Our preliminary inquiry produced three Commonwealth Court decisions which specifically permit the setoff of unemployment compensation from back pay awards. Bellefonte Area School District v. Lipner, 81 Pa.Cmwlth. 334, 473 A.2d 741 (1984); Pennsylvania Labor Relations Board v. Stairways, Inc., 56 Pa.Cmwlth. 462, 425 A.2d 1172 (1981); Shearer v. Pennsylvania Secretary of Education, 57 Pa. Cmwlth. 266, 424 A.2d 633 (1981). These cases are distinguishable, however, in that they involve statutory or contractual damage provisions.

We believe that the controlling precedent is Lobalzo v. Varoli, 409 Pa. 15, 185 A.2d 557 (1962). In Lobalzo, the plaintiff was injured in a truck accident. At trial, defense counsel made known to the jury that the plaintiff had collected workmen's compensation and unemployment compensation. The Pennsylvania Supreme Court reversed and granted a new trial for this error. See also, Feeley v. United States, 337 F.2d 924 (3d Cir.1964). Defendants thus are not entitled to a setoff of plaintiff's unemployment compensation from his damage award.

 
C. PUNITIVE DAMAGES

Defendants moved for judgment N.O.V. on the punitive damage award alleging that plaintiff offered no proof of outrageous conduct. While we found that defendants' other argument qualified for a narrow exception to Rule 50(b), this one does not. The topic of punitive damages was raised repeatedly during the three conferences of counsel during the damage phase of trial. Defendants' counsel never specifically objected to our decision to charge on punitive damages. See Transcript at 42, 53, 60, and 62. His few remarks suggest that he accepted our decision. See Bonjorno v. Kaiser Aluminum & Chemical Corporation, 752 F.2d 802, 815 (3d Cir.1984). In addition, while he did specifically object at the conclusion of our jury charge to our failure to charge on the two issues discussed above, he made no reference to punitive damages. Finally, neither of his two supporting briefs address the topic. He did raise the issue in his points for charge on damages. But unlike the issues above, the context of our discussion with counsel over the question does not raise it to the level where it would qualify as a substitute for a motion for directed verdict.

 
II. COSTS

Under Fed.R.Civ.P. 54(d) "costs shall be allowed as of course to the prevailing party *1316 unless the court otherwise directs." The dispute here is over which party prevailed. Each side has filed a bill of costs. Defendants argue that plaintiff could not have sued in federal court but for the federal age discrimination claim on which most of the effort in preparing for trial was expended. Since the jury found for defendants on this claim, they contend that they have prevailed.

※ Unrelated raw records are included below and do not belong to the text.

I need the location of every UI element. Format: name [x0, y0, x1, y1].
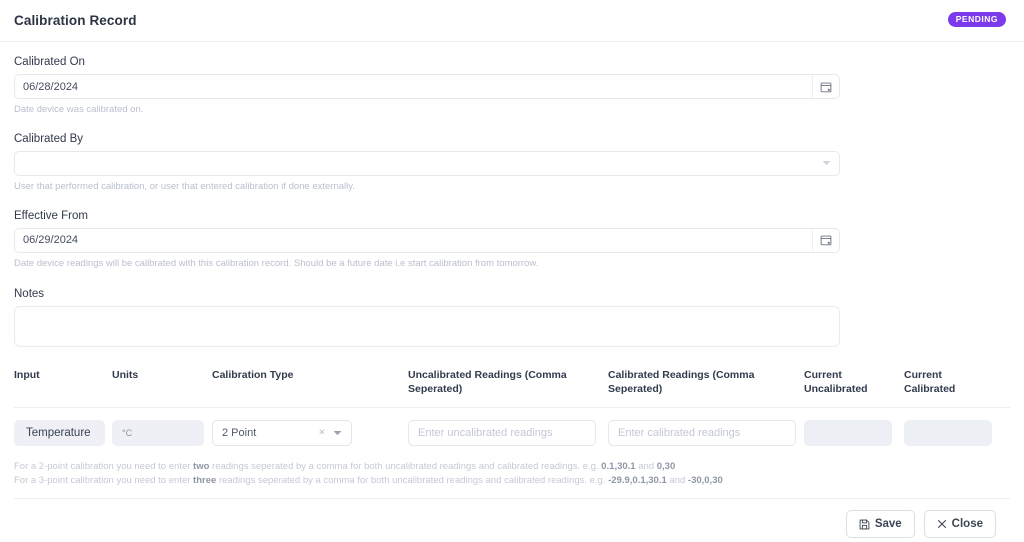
field-notes: Notes: [14, 288, 1010, 348]
calibrated-by-help: User that performed calibration, or user…: [14, 180, 355, 192]
cell-current-uncalibrated: [804, 419, 904, 446]
field-calibrated-by: Calibrated By User that performed calibr…: [14, 133, 1010, 194]
chevron-down-icon[interactable]: [333, 430, 342, 436]
cell-current-calibrated: [904, 419, 1004, 446]
cell-units: °C: [112, 419, 212, 446]
hint-three-point-example-b: -30,0,30: [687, 474, 723, 486]
hint-three-point-strong: three: [193, 474, 217, 486]
effective-from-control: 06/29/2024: [14, 227, 840, 253]
calendar-icon[interactable]: [812, 75, 839, 98]
hint-three-point-conj: and: [666, 474, 688, 486]
hint-two-point-prefix: For a 2-point calibration you need to en…: [14, 460, 194, 472]
calibrated-on-control: 06/28/2024: [14, 74, 840, 99]
cell-calibration-type: 2 Point ×: [212, 419, 408, 446]
column-header-input: Input: [14, 369, 40, 382]
field-calibrated-on: Calibrated On 06/28/2024 Date device was…: [14, 56, 1010, 117]
current-uncalibrated-value: [804, 419, 892, 446]
save-button-label: Save: [874, 518, 902, 531]
calibrated-by-control: [14, 150, 840, 176]
effective-from-help: Date device readings will be calibrated …: [14, 257, 539, 269]
units-value: °C: [112, 419, 204, 446]
window-header: Calibration Record PENDING: [0, 0, 1024, 42]
column-header-current-uncalibrated: Current Uncalibrated: [804, 369, 868, 396]
calendar-icon[interactable]: [812, 228, 839, 252]
column-header-current-calibrated: Current Calibrated: [904, 369, 956, 396]
save-icon: [859, 519, 870, 530]
calibrated-by-label: Calibrated By: [14, 132, 84, 145]
hint-two-point-example-a: 0.1,30.1: [601, 460, 636, 472]
hint-two-point-conj: and: [635, 460, 657, 472]
form-body: Calibrated On 06/28/2024 Date device was…: [0, 42, 1024, 539]
hint-two-point-strong: two: [193, 460, 210, 472]
uncalibrated-readings-input[interactable]: [408, 419, 596, 446]
notes-label: Notes: [14, 288, 45, 301]
close-button-label: Close: [951, 518, 983, 531]
cell-input: Temperature: [14, 419, 112, 446]
hint-three-point-example-a: -29.9,0.1,30.1: [608, 474, 667, 486]
calibration-type-select[interactable]: 2 Point ×: [212, 419, 352, 446]
chevron-down-icon[interactable]: [822, 160, 831, 166]
page-title: Calibration Record: [14, 13, 137, 28]
field-effective-from: Effective From 06/29/2024 Date device re…: [14, 210, 1010, 271]
hint-two-point-middle: readings seperated by a comma for both u…: [209, 460, 602, 472]
calibration-table: Input Units Calibration Type Uncalibrate…: [14, 369, 1010, 446]
notes-textarea[interactable]: [14, 306, 840, 348]
form-footer: Save Close: [14, 498, 1010, 539]
close-icon: [937, 519, 947, 529]
column-header-units: Units: [112, 369, 139, 382]
cell-calibrated-readings: [608, 419, 804, 446]
status-badge: PENDING: [947, 12, 1006, 27]
cell-uncalibrated-readings: [408, 419, 608, 446]
clear-icon[interactable]: ×: [319, 427, 325, 438]
calibration-hints: For a 2-point calibration you need to en…: [14, 460, 1010, 489]
current-calibrated-value: [904, 419, 992, 446]
hint-two-point: For a 2-point calibration you need to en…: [14, 460, 1010, 474]
column-header-calibrated-readings: Calibrated Readings (Comma Seperated): [608, 369, 755, 396]
calibrated-by-select[interactable]: [14, 150, 840, 176]
calibrated-on-label: Calibrated On: [14, 56, 85, 68]
column-header-uncalibrated-readings: Uncalibrated Readings (Comma Seperated): [408, 369, 567, 396]
hint-three-point: For a 3-point calibration you need to en…: [14, 474, 1010, 488]
calibrated-on-input[interactable]: 06/28/2024: [14, 74, 840, 99]
input-name-chip: Temperature: [14, 419, 105, 446]
table-header-row: Input Units Calibration Type Uncalibrate…: [14, 369, 1010, 408]
effective-from-input[interactable]: 06/29/2024: [14, 227, 840, 253]
column-header-calibration-type: Calibration Type: [212, 369, 294, 382]
save-button[interactable]: Save: [845, 510, 915, 539]
hint-three-point-prefix: For a 3-point calibration you need to en…: [14, 474, 194, 486]
effective-from-label: Effective From: [14, 209, 88, 222]
hint-three-point-middle: readings seperated by a comma for both u…: [216, 474, 609, 486]
table-row: Temperature °C 2 Point ×: [14, 408, 1010, 446]
calibrated-readings-input[interactable]: [608, 419, 796, 446]
calibrated-on-help: Date device was calibrated on.: [14, 104, 144, 115]
close-button[interactable]: Close: [923, 510, 996, 539]
hint-two-point-example-b: 0,30: [656, 460, 676, 472]
calibration-type-value: 2 Point: [222, 426, 257, 439]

This argument is factually and legally unsupported. Plaintiff amended his complaint on January 24, 1985 to allege diversity jurisdiction. His right to sue in this court did not rest entirely on the federal question presented by the ADEA count.

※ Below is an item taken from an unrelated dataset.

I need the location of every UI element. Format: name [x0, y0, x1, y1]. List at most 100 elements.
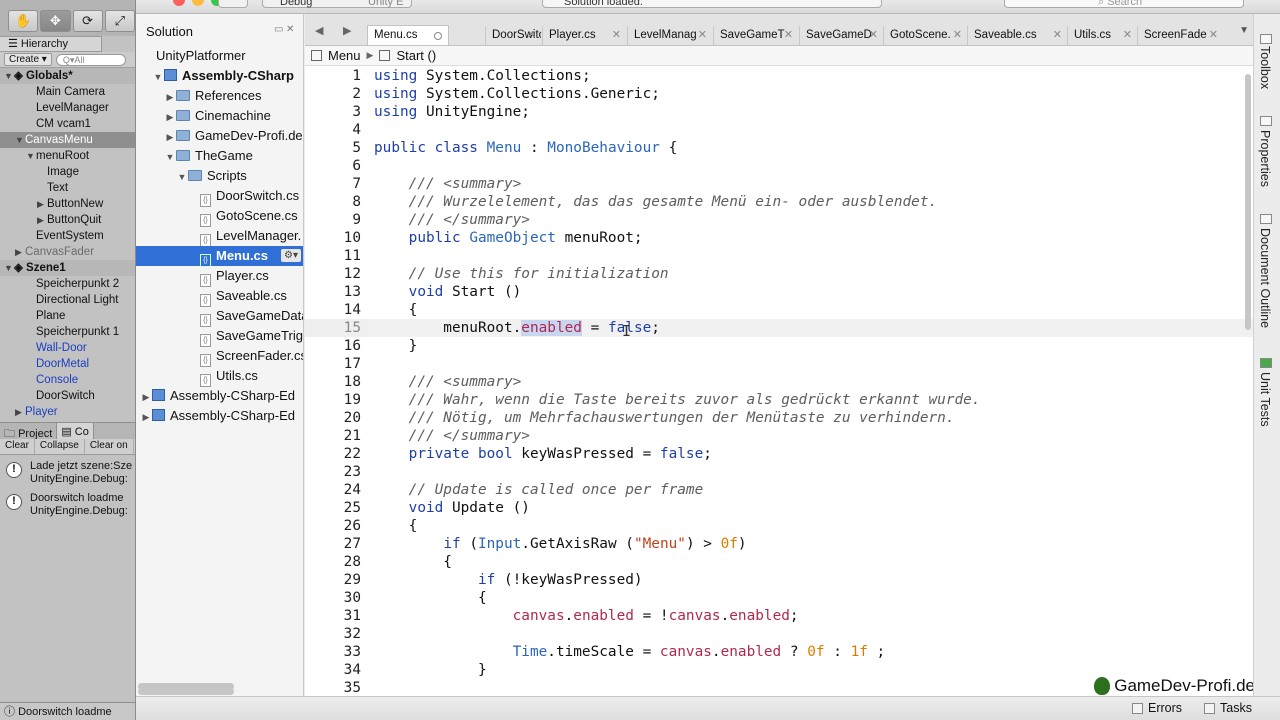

Even though plaintiff was unsuccesful in pursuing the ADEA claim, this would not establish defendants as the prevailing parties for the purposes of awarding costs. This trial was not complex; it involved two counts. Plaintiff succeeded on one of the two counts and was awarded $19,000 in compensatory damages and $16,250 in punitive damages. Defendants received no award. While our research did not reveal any direct authority from the Court of Appeals for the Third Circuit, we have little hesitation in holding that plaintiff need not succeed on every count to be considered the prevailing party in this case. See Hines v. Perez, 242 F.2d 459, 466 (9th Cir.1957); see generally, Lacovara v. Merrill Lynch Pierce Fenner & Smith, 102 F.R.D. 959 (E.D.Pa.1984). Having settled this question, actual taxation of costs shall be referred as always to the Clerk.

 
ORDER

In accordance with the foregoing Opinion, Defendants' motion for judgment N.O.V. is DENIED. Costs shall be awarded to plaintiff and denied as to defendants.

NOTES

[1] The Union was voluntarily dismissed on July 16, 1984.